# how many does will a buck breed a year. its a question, guess



## buckpro85 (Jul 11, 2007)

how many does do you think a buck breeds a year?
(answer is below, dont cheat)


















































from a recent study it was proved that mature bucks(4 to 6) 49% of them breed one doe a year, succesfully, around 23% breed 2 does and 6% were recorded to breed 3 or more a year, never breeding more than 4 does


----------



## Stump Shooter (Apr 13, 2006)

My guess was 5-7 before reading the bottom of your post.

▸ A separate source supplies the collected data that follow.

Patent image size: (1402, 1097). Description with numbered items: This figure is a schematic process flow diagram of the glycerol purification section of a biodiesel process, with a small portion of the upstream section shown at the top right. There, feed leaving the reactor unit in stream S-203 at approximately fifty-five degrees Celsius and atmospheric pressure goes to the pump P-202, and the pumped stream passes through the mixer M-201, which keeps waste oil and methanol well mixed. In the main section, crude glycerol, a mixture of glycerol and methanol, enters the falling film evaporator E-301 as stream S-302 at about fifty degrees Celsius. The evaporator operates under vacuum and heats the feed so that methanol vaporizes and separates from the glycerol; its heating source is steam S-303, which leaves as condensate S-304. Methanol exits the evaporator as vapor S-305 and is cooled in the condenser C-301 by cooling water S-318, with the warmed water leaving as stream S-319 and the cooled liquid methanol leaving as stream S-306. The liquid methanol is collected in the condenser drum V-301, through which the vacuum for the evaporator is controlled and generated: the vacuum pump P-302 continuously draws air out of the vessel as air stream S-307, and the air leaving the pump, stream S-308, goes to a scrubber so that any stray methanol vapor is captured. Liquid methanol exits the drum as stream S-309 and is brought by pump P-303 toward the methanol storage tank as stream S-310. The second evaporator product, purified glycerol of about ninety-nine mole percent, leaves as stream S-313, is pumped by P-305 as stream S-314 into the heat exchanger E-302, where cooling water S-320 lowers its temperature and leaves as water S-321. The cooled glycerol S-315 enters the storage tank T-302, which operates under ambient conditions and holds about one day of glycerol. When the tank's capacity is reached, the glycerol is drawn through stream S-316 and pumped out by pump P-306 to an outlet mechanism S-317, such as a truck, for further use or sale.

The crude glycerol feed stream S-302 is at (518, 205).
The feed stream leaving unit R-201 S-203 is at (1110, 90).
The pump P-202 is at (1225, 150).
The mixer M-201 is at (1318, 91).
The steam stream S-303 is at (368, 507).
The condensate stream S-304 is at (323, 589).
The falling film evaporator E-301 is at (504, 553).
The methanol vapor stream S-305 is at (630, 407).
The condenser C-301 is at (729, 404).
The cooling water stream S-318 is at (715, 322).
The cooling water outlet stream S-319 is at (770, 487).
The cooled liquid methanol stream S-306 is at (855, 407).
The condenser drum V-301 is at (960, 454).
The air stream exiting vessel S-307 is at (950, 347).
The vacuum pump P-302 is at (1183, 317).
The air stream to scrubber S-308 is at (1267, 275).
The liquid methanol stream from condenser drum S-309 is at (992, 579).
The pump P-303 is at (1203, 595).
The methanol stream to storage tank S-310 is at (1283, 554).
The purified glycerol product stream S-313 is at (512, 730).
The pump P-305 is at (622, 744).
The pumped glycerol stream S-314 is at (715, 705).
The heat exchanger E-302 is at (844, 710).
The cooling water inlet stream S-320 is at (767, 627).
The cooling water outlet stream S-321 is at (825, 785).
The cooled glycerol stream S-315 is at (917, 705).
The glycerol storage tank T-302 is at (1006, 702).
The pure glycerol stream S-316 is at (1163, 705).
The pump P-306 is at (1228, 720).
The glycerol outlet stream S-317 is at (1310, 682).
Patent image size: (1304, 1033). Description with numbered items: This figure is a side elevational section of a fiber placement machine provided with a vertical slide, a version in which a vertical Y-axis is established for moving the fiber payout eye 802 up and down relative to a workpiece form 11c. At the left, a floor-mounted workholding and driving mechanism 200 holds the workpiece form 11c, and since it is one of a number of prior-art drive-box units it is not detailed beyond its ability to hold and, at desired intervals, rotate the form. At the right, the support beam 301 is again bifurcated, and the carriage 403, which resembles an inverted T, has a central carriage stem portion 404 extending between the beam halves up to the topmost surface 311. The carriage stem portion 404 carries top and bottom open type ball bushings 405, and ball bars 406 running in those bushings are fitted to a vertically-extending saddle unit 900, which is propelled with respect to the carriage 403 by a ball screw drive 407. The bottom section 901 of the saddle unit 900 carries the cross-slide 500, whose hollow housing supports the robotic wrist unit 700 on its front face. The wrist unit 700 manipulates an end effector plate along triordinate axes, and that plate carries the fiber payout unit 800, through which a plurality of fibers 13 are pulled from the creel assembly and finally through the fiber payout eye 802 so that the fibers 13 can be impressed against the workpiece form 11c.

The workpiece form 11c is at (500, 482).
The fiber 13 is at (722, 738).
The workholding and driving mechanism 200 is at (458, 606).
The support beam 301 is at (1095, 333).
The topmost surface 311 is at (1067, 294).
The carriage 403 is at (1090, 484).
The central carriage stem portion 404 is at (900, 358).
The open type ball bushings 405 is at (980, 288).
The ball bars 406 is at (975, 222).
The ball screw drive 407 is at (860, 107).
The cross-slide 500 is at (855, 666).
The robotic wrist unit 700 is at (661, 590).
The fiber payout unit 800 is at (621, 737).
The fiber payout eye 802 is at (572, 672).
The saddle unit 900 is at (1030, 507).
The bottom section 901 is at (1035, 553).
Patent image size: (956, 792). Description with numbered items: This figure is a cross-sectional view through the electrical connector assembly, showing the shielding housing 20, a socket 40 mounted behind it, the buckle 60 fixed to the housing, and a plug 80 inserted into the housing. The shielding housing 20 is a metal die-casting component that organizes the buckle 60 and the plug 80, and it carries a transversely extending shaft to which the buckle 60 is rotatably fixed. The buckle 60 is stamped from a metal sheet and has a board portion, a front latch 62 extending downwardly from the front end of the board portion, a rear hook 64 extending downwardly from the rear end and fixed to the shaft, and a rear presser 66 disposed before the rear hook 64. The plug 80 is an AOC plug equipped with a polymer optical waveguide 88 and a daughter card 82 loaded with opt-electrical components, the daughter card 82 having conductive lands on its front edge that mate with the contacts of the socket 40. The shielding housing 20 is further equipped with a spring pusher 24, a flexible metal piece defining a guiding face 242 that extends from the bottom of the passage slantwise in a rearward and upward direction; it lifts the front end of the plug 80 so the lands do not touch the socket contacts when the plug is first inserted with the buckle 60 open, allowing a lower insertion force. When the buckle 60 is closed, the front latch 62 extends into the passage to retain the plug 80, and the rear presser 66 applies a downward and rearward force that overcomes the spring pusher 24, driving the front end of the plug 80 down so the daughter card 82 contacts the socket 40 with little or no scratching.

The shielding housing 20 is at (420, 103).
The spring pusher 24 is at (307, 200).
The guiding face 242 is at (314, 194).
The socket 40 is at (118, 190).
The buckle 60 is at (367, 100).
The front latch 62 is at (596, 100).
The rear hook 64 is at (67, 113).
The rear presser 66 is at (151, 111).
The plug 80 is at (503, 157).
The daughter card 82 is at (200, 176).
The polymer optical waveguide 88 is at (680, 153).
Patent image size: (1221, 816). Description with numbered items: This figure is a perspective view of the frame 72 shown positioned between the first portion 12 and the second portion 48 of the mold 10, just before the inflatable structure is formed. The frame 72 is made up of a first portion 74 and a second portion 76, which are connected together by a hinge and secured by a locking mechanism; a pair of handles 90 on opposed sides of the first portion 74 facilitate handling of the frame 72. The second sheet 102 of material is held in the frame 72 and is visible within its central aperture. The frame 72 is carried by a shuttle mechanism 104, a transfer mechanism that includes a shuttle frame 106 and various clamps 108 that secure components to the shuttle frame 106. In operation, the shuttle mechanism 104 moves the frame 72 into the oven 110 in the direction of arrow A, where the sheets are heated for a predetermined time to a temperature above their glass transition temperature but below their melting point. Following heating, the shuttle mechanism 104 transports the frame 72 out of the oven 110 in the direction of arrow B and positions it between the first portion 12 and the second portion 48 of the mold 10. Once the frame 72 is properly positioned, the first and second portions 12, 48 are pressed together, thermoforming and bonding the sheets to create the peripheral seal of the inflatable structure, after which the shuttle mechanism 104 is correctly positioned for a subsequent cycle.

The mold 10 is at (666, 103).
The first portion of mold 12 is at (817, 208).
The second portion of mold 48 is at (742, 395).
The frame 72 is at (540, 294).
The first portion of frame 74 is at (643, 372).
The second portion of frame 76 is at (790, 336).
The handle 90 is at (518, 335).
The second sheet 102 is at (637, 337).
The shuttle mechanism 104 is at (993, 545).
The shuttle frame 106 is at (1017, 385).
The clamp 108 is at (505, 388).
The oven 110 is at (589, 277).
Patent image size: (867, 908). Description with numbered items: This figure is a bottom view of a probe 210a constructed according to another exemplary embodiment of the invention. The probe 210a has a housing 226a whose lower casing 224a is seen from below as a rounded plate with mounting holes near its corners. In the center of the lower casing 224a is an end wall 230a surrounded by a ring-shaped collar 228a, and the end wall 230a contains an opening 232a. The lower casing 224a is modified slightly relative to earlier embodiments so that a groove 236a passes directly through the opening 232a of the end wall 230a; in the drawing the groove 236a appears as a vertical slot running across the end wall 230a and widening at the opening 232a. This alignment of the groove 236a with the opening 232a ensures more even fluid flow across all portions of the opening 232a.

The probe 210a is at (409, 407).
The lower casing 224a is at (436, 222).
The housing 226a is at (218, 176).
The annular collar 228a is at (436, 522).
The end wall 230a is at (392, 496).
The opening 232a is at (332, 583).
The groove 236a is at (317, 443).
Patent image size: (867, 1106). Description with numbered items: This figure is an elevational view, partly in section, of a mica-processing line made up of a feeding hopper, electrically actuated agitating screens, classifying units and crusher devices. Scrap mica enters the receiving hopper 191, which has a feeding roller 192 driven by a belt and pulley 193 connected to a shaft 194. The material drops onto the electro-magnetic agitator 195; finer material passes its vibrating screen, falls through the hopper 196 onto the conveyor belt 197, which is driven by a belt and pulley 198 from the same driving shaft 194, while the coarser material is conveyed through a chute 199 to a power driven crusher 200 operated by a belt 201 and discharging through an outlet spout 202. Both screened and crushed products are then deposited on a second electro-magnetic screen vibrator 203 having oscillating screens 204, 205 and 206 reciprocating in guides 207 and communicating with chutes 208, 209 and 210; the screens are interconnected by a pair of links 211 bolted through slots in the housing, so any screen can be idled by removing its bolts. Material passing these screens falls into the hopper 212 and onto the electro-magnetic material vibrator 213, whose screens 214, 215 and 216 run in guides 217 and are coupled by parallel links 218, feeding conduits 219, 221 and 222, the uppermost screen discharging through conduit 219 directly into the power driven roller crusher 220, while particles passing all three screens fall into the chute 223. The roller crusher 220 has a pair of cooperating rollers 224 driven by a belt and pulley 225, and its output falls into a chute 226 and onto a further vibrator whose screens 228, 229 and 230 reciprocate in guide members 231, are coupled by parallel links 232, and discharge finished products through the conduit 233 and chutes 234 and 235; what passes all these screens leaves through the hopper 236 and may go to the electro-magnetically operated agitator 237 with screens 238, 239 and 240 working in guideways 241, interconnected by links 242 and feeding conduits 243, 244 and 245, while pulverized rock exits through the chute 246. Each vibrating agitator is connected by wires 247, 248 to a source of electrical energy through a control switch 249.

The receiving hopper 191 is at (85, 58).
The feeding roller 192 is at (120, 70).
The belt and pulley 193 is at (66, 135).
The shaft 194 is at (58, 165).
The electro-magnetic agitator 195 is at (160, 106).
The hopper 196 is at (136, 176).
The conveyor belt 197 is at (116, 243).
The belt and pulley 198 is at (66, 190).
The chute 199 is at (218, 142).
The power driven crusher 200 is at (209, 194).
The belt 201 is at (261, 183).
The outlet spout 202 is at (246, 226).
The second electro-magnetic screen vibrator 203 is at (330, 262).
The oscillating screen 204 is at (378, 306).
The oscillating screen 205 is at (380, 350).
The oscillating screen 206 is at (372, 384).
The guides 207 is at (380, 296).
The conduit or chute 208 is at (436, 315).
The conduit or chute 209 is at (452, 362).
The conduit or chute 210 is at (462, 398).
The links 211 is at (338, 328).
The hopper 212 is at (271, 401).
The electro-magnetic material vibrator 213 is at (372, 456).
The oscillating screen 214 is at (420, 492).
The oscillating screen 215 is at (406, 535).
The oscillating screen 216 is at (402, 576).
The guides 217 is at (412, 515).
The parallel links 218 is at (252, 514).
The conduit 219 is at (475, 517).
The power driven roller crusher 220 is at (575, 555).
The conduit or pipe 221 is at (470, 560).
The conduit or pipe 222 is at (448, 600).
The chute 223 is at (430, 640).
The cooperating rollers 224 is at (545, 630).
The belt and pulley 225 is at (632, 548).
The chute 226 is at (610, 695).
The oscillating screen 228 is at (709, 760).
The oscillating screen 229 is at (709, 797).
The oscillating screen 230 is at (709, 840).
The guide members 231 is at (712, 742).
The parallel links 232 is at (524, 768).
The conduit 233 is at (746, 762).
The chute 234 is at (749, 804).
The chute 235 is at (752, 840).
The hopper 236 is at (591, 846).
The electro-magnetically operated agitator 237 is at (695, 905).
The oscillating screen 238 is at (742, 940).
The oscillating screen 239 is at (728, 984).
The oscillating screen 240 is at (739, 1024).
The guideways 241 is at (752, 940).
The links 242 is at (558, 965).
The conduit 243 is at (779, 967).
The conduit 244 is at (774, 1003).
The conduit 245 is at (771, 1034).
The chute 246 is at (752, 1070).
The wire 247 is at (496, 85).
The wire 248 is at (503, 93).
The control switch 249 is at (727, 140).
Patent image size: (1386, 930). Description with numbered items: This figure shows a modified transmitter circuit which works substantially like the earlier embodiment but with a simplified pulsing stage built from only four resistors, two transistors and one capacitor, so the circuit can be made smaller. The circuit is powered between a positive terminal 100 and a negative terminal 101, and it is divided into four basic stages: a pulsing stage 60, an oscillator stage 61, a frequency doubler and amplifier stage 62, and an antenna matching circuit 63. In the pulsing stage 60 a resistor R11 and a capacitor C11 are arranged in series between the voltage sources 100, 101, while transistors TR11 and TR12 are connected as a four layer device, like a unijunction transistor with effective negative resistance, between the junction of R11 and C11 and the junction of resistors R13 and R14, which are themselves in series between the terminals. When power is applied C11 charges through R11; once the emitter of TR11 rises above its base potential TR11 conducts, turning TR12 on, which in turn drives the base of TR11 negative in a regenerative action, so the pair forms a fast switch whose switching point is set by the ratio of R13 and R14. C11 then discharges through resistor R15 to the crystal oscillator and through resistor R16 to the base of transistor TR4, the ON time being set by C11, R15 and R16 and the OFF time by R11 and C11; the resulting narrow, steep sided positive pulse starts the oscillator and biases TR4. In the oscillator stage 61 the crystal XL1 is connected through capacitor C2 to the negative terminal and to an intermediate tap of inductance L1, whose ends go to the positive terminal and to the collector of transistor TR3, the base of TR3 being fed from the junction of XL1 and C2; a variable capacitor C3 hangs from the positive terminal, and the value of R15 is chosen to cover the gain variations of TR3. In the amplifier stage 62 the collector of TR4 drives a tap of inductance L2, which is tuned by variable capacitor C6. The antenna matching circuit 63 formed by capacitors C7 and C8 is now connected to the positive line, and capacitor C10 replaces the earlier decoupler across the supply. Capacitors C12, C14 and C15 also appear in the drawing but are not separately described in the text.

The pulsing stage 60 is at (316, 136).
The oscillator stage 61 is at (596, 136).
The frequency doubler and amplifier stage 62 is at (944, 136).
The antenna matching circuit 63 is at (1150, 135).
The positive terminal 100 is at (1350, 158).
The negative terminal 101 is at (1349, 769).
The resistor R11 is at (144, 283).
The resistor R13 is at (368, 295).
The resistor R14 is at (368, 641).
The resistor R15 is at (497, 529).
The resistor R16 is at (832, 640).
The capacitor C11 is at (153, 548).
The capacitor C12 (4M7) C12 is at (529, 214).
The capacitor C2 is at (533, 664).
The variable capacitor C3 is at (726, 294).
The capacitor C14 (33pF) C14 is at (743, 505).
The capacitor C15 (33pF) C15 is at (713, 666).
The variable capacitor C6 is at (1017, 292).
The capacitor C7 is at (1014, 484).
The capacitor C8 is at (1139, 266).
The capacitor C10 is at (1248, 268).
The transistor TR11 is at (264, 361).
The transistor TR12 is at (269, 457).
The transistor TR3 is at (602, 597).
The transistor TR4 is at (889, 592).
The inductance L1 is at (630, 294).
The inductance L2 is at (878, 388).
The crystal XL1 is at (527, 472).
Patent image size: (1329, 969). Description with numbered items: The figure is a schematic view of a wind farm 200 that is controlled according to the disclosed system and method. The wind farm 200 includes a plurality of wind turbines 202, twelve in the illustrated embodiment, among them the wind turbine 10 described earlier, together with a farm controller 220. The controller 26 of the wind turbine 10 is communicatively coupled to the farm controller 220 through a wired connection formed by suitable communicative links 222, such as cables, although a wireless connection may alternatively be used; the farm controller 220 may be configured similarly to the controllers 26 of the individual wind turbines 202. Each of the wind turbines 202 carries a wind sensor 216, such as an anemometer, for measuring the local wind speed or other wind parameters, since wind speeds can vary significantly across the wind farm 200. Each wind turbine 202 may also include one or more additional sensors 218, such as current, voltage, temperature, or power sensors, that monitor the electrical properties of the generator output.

Also, I read in a couple studys that it has been said that twin fawns have found to have two separate DNA's. One buck bred her and left to only have another fertilize the 2nd fawn.


----------



## Mike Trump (Sep 3, 2004)

*Wow...*

I would have guessed around 5 - 7 does bread (on average) per mature buck. Can you please post your data source? I would like to read that study.


----------



## PAstringking (Dec 8, 2006)

i have heard 2-3 also. makes you think....how many of your does get bread by the little immature bucks. the little dinker fork horns are running around breading the does when you mature stud breads 1 or 2.


----------



## old Graybeard (Nov 3, 2005)

WOW! I was off. I guess there must be a ton of does that go unbred in alot of areas the way some herds are so out of balance


----------



## Yellowfin (Mar 6, 2007)

The question that comes to my mind is where that survey was taken. If I've learned anything from here it's that deer behavior from place to place is anything but homogenous.


----------



## bowmedic (Jun 2, 2004)

Thats a shocker right there.. So for every nice 2 year old 8 point I let walk I get maybe 4 fawns total from them.. Makes you think doesnt it?


----------



## TRL WGN 1 (Aug 20, 2007)

But, just because a young buck breeds a doe, doesn't mean he has bad genes


----------



## CJW (Sep 4, 2007)

Deer and Deer hunting magazine reported that a mature buck could possibly breed up to 7 does a season. They also said that the buck would end up having a rough winter because of how run down the animal would be.


----------



## buckpro85 (Jul 11, 2007)

*answer*

one of my good friends was on his break at lunch yesterday and told me about it, they did the study in SC actually, , it shocked me, they succesfully breed that many, doesnt mean they breed that amount but succesfully do, i was way off to, i thought 5. most mature bucks, the article said follow the same doe around and fight for her until she is ready to breed. then they chase another one, maybe the ones that breed 3 or more are the bad mother ******* that throw down and win, i dunno, just my opinion


----------



## Illustrator (Aug 9, 2007)

My guess was: 

*AS MANY AS THEY CAN!!*


----------



## Stanley (Jan 18, 2005)

From my not so recent studies, mature bucks bread more than one doe a year.


----------



## JOE DIRTAY (Jun 8, 2007)

I too read a recent study that says mature bucks 1-2 with 3 max in a breeding season.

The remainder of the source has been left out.